Data_visualization

fordgobick_dataset

Diamonds Data Exploration

Dataset

The data consists of information regarding 54,000 round-cut diamonds, including price, carat, and other diamond qualities. The dataset can be found in the repository for R's ggplot2 library here, with feature documentation available here.

Summary of Findings

In the exploration, I found that there was a strong relationship between the price of a diamond and its carat weight, with modifying effects from the cut, color, and clarity grades given to the diamond. The relationship is approximately linear between price and carat when price is transformed to be on a logarithmic scale and carat transformed to be on a cube-root scale. I found a somewhat surprising result initially when the marginal trend for the cut, color, and clarity variables indicated that higher diamond quality was associated with lower price.
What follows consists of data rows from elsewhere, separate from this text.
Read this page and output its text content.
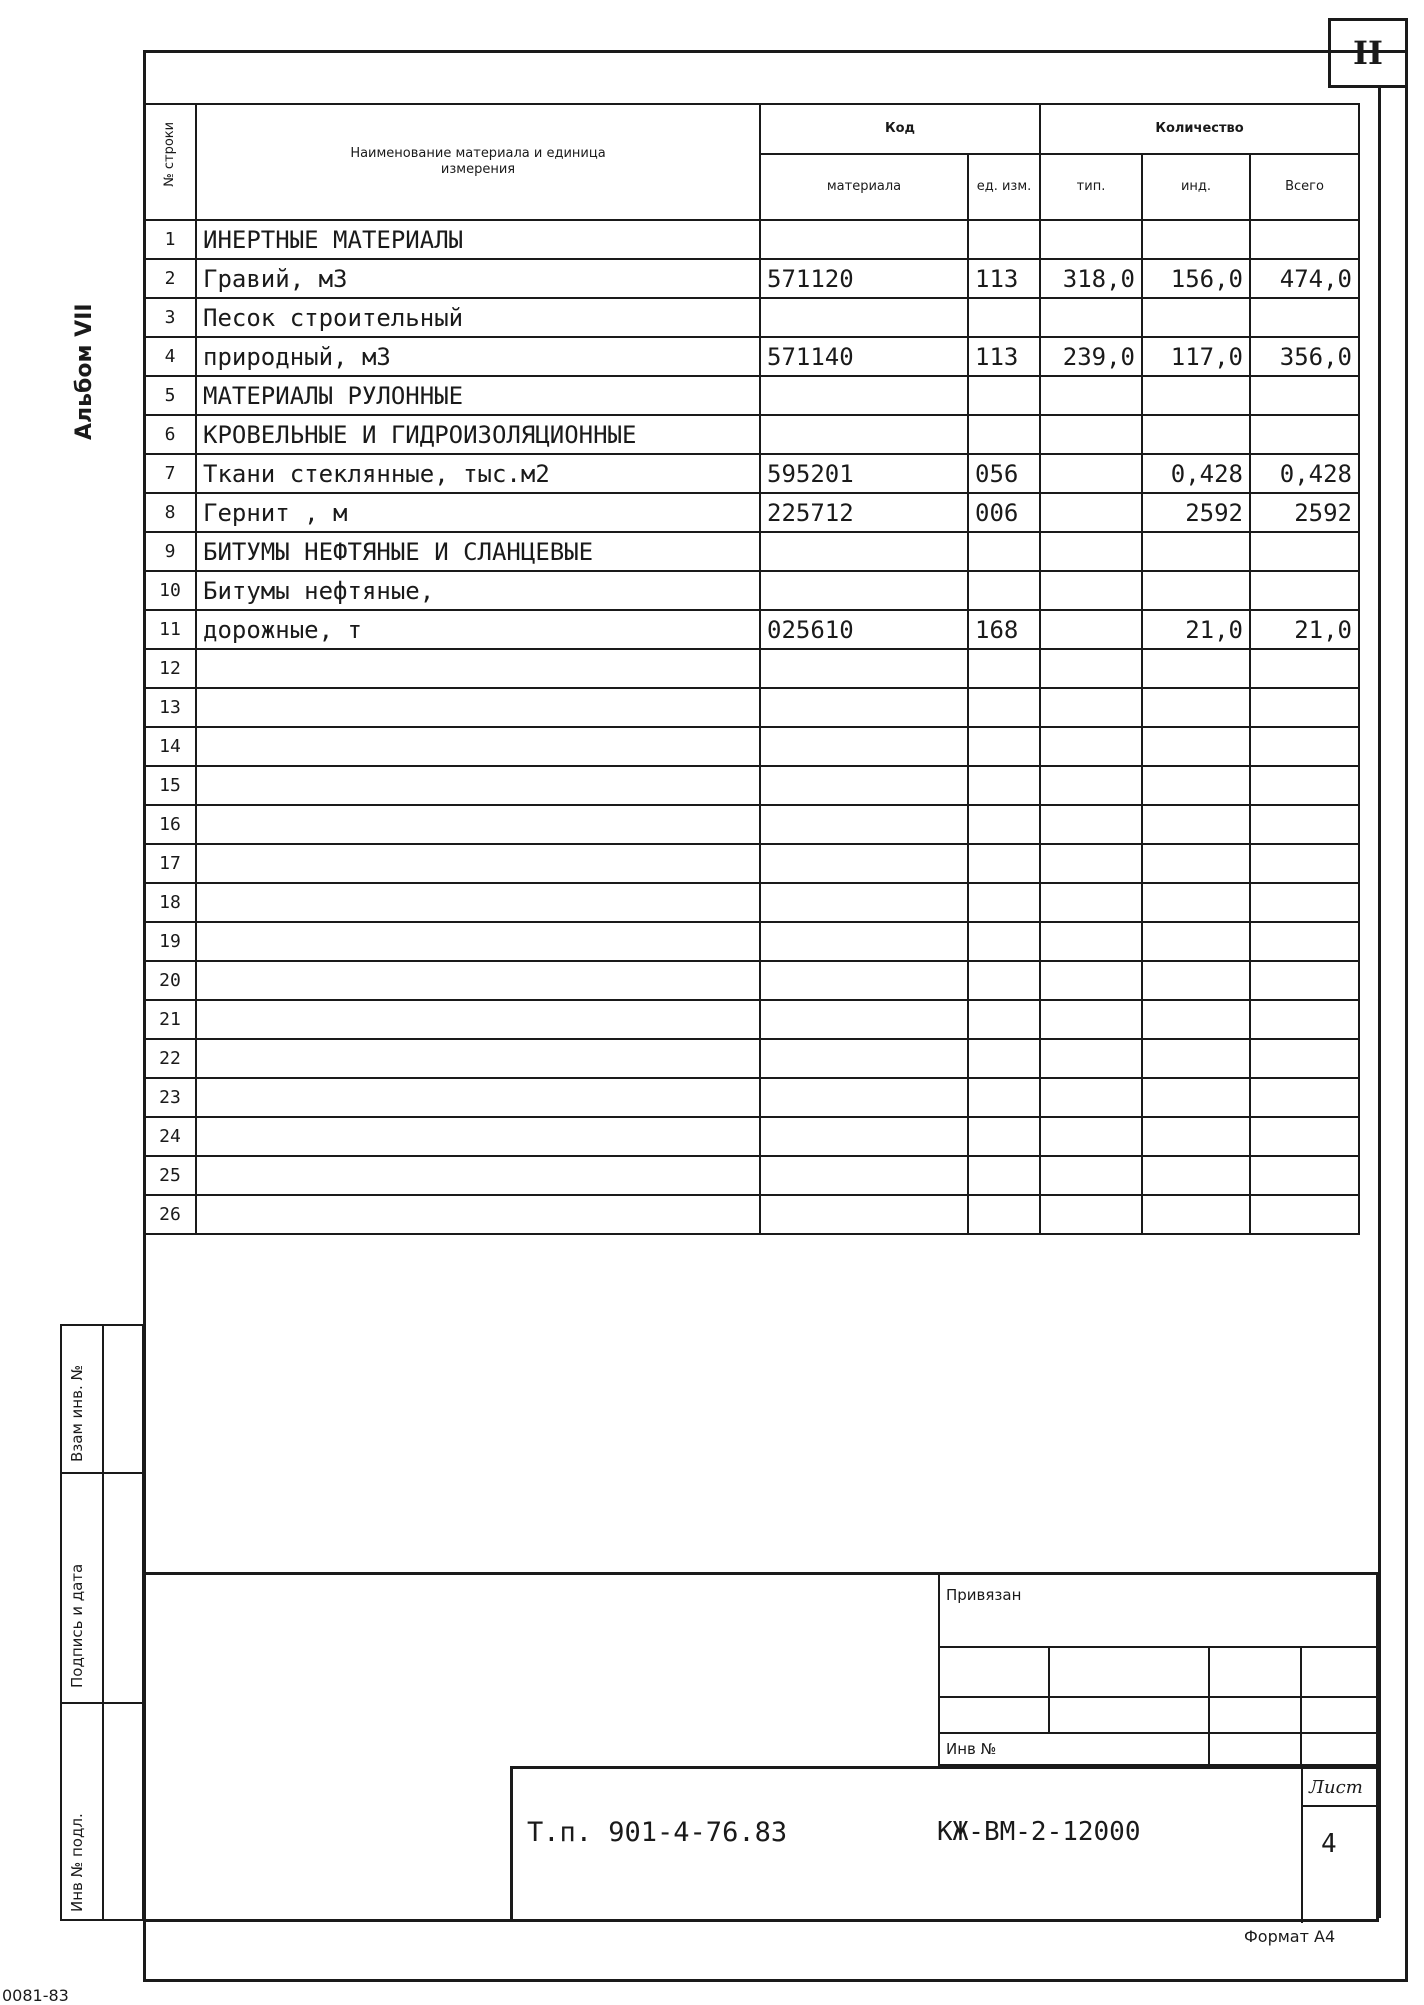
II
Альбом VII
№ строки	Наименование материала и единица измерения	Код		Количество		
		материала	ед. изм.	тип.	инд.	Всего
1	ИНЕРТНЫЕ МАТЕРИАЛЫ					
2	Гравий, м3	571120	113	318,0	156,0	474,0
3	Песок строительный					
4	природный, м3	571140	113	239,0	117,0	356,0
5	МАТЕРИАЛЫ РУЛОННЫЕ					
6	КРОВЕЛЬНЫЕ И ГИДРОИЗОЛЯЦИОННЫЕ					
7	Ткани стеклянные, тыс.м2	595201	056		0,428	0,428
8	Гернит , м	225712	006		2592	2592
9	БИТУМЫ НЕФТЯНЫЕ И СЛАНЦЕВЫЕ					
10	Битумы нефтяные,					
11	дорожные, т	025610	168		21,0	21,0
12						
13						
14						
15						
16						
17						
18						
19						
20						
21						
22						
23						
24						
25						
26						
Взам инв. №
Подпись и дата
Инв № подл.
Привязан
Инв №
Т.п. 901-4-76.83	КЖ-ВМ-2-12000
Лист
4
Формат А4
0081-83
However, higher diamond quality was also associated with smaller diamonds. When I isolated diamonds of a single carat weight, there was a clear positive relationship between higher diamond quality and higher diamond price.

Outside of the main variables of interest, I verified the relationship between diamond carat weight and its x, y, and z dimensions. For the dataset given, there was an interesting interaction in the categorical diamond quality features. The lower clarity grades looked like they had slightly better distribution of cut and color grades than diamonds with the higher clarity grades.

Key Insights for Presentation

For the presentation, I focus on just the influence of the four Cs of diamonds and leave out most of the intermediate derivations. I start by introducing the price variable, followed by the pattern in carat distribution, then plot the transformed scatterplot.

Afterwards, I introduce each of the categorical variables one by one. To start, I use the violin plots of price and carat across clarity. I'm only looking at the clarity grade plot here since it's the clearest example of how the categorical quality grades affect diamond pricing. The other two categorical variables, cut and color, are covered afterwards, using point plots. I've made sure to use different color palettes for each quality variable to make sure it is clear that they're different between plots.